The Commission agrees with Northwestel that the circumstances that contributed to the Commission's decision not to extend the rules established in Decision 90-3 to Northwestel's territory also exist in the eastern NWT. Furthermore, in view of Bell's statement that it is not aware of any reseller or sharing group operating in the eastern NWT for voice services, it is the Commission's view that no person would be prejudiced by applying the Decision 87-2 rules in the eastern NWT. Therefore, the Commissiondirects Northwestel to apply the Decision 87-2 rules in the eastern NWT.
C. Depreciation Practices
The Commission notes that Northwestel has not filed a depreciation study with the Commission since 1986. During a recent depreciation audit, Commission staff noted that Northwestel's depreciation rates have not been technically updated since that time. Northwestel is therefore directed to complete a full depreciation study of the assets in its existing operating territory, prior to the effective date of the transfer, in compliance with the Commission's directives on depreciation, and to file this study with the Commission by 4 August 1992. Bell is directed to file, by 3 June 1992, the most recent depreciation study of its assets in the eastern NWT. A copy is to be served on Northwestel by the same date. The Commission also directs Northwestel to file a full depreciation study of the combined assets by 4 August 1992.

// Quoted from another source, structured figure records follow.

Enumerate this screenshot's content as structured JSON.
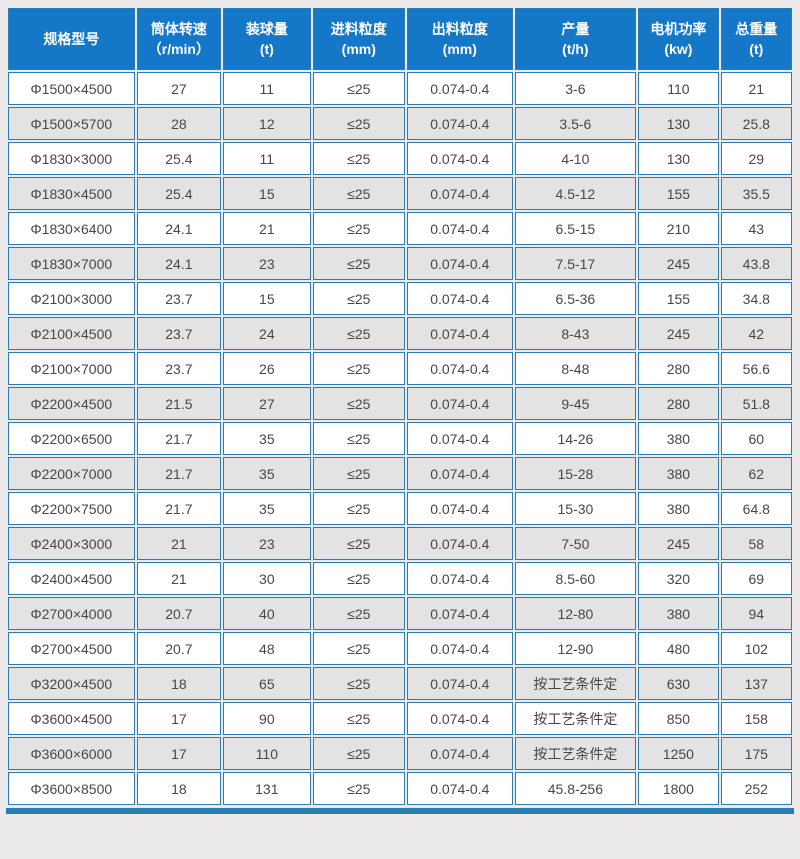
{
  "colors": {
    "page_bg": "#ece9ea",
    "header_bg": "#1577c8",
    "header_text": "#ffffff",
    "border": "#2b7cb1",
    "row_bg": "#ffffff",
    "row_alt_bg": "#e3e3e3",
    "cell_text": "#474747"
  },
  "chart_data": {
    "type": "table",
    "columns": [
      {
        "label": "规格型号",
        "unit": ""
      },
      {
        "label": "筒体转速",
        "unit": "（r/min）"
      },
      {
        "label": "装球量",
        "unit": "(t)"
      },
      {
        "label": "进料粒度",
        "unit": "(mm)"
      },
      {
        "label": "出料粒度",
        "unit": "(mm)"
      },
      {
        "label": "产量",
        "unit": "(t/h)"
      },
      {
        "label": "电机功率",
        "unit": "(kw)"
      },
      {
        "label": "总重量",
        "unit": "(t)"
      }
    ],
    "rows": [
      [
        "Φ1500×4500",
        "27",
        "11",
        "≤25",
        "0.074-0.4",
        "3-6",
        "110",
        "21"
      ],
      [
        "Φ1500×5700",
        "28",
        "12",
        "≤25",
        "0.074-0.4",
        "3.5-6",
        "130",
        "25.8"
      ],
      [
        "Φ1830×3000",
        "25.4",
        "11",
        "≤25",
        "0.074-0.4",
        "4-10",
        "130",
        "29"
      ],
      [
        "Φ1830×4500",
        "25.4",
        "15",
        "≤25",
        "0.074-0.4",
        "4.5-12",
        "155",
        "35.5"
      ],
      [
        "Φ1830×6400",
        "24.1",
        "21",
        "≤25",
        "0.074-0.4",
        "6.5-15",
        "210",
        "43"
      ],
      [
        "Φ1830×7000",
        "24.1",
        "23",
        "≤25",
        "0.074-0.4",
        "7.5-17",
        "245",
        "43.8"
      ],
      [
        "Φ2100×3000",
        "23.7",
        "15",
        "≤25",
        "0.074-0.4",
        "6.5-36",
        "155",
        "34.8"
      ],
      [
        "Φ2100×4500",
        "23.7",
        "24",
        "≤25",
        "0.074-0.4",
        "8-43",
        "245",
        "42"
      ],
      [
        "Φ2100×7000",
        "23.7",
        "26",
        "≤25",
        "0.074-0.4",
        "8-48",
        "280",
        "56.6"
      ],
      [
        "Φ2200×4500",
        "21.5",
        "27",
        "≤25",
        "0.074-0.4",
        "9-45",
        "280",
        "51.8"
      ],
      [
        "Φ2200×6500",
        "21.7",
        "35",
        "≤25",
        "0.074-0.4",
        "14-26",
        "380",
        "60"
      ],
      [
        "Φ2200×7000",
        "21.7",
        "35",
        "≤25",
        "0.074-0.4",
        "15-28",
        "380",
        "62"
      ],
      [
        "Φ2200×7500",
        "21.7",
        "35",
        "≤25",
        "0.074-0.4",
        "15-30",
        "380",
        "64.8"
      ],
      [
        "Φ2400×3000",
        "21",
        "23",
        "≤25",
        "0.074-0.4",
        "7-50",
        "245",
        "58"
      ],
      [
        "Φ2400×4500",
        "21",
        "30",
        "≤25",
        "0.074-0.4",
        "8.5-60",
        "320",
        "69"
      ],
      [
        "Φ2700×4000",
        "20.7",
        "40",
        "≤25",
        "0.074-0.4",
        "12-80",
        "380",
        "94"
      ],
      [
        "Φ2700×4500",
        "20.7",
        "48",
        "≤25",
        "0.074-0.4",
        "12-90",
        "480",
        "102"
      ],
      [
        "Φ3200×4500",
        "18",
        "65",
        "≤25",
        "0.074-0.4",
        "按工艺条件定",
        "630",
        "137"
      ],
      [
        "Φ3600×4500",
        "17",
        "90",
        "≤25",
        "0.074-0.4",
        "按工艺条件定",
        "850",
        "158"
      ],
      [
        "Φ3600×6000",
        "17",
        "110",
        "≤25",
        "0.074-0.4",
        "按工艺条件定",
        "1250",
        "175"
      ],
      [
        "Φ3600×8500",
        "18",
        "131",
        "≤25",
        "0.074-0.4",
        "45.8-256",
        "1800",
        "252"
      ]
    ],
    "title": "",
    "layout": {
      "striped": true,
      "header_rows": 1,
      "grid": true
    }
  }
}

D. Construction Program Review
In Tariff Notice 403, Northwestel estimated that its construction expenditures would increase by $12.6 million in 1992 and $9.3 million in 1993 as a result of the acquisition of Bell's assets in the eastern NWT. Northwestel proposed to replace three mechanical exchanges in the eastern NWT in 1992 at an estimated cost of $1.6 million, followed by five in 1993 at a total estimated cost of $2.2 million. The company also plans to replace 13 earth stations in 1992 at a cost of $7.4 million and nine earth stations in 1993 at a cost of $4.8 million.

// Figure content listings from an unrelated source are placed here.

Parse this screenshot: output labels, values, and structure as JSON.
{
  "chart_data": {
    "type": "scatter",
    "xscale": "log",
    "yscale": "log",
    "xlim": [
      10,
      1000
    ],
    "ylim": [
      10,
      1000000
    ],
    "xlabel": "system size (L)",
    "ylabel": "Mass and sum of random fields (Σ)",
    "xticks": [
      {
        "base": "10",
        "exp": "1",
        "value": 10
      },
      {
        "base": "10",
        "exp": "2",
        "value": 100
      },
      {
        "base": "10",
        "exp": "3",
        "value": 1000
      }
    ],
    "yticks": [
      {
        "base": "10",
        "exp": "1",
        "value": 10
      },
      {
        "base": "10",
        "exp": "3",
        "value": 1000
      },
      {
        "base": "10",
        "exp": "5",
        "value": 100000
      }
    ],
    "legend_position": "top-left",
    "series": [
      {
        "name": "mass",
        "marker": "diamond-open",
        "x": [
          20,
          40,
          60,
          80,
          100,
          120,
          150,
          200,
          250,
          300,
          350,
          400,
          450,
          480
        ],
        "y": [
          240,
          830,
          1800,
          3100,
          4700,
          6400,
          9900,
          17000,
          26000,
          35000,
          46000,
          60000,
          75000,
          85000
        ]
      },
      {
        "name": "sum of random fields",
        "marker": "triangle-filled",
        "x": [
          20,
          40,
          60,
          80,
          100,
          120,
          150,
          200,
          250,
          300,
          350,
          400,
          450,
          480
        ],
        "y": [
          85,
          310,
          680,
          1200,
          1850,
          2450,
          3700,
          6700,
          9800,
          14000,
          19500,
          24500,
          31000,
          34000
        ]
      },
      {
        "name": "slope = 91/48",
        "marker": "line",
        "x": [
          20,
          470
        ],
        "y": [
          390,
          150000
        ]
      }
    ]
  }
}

Telesat stated that it had offered to sell to Northwestel its earth stations in the eastern NWT for an amount equivalent to their net book value plus a small percentage. Telesat considered that this amount was approximately half of the amount that Northwestel would have to incur to replace these assets with new facilities. Telesat stated that Northwestel's counter-offer amounted to a fraction of the equipment's net worth.
In reply, Northwestel stated that it would have to replace the existing Telesat equipment with new technology in the future for the purpose of increasing quality of service.
The Commission notes that Northwestel intends to provide further details for the years 1992 to 1996 in the proceeding announced in Northwestel Inc. - 1992 Construction Program Review, Telecom Public Notice CRTC 92-4, 10 February 1992. The Commission intends to review Northwestel's modernization plans for the eastern NWT in the context of that proceeding.
E. Filing of Tariffs
Bell and Northwestel are directed to issue, no later than seven days prior to the effective date of the transfer, final tariff pages giving effect to the tariff revisions resulting from this Decision.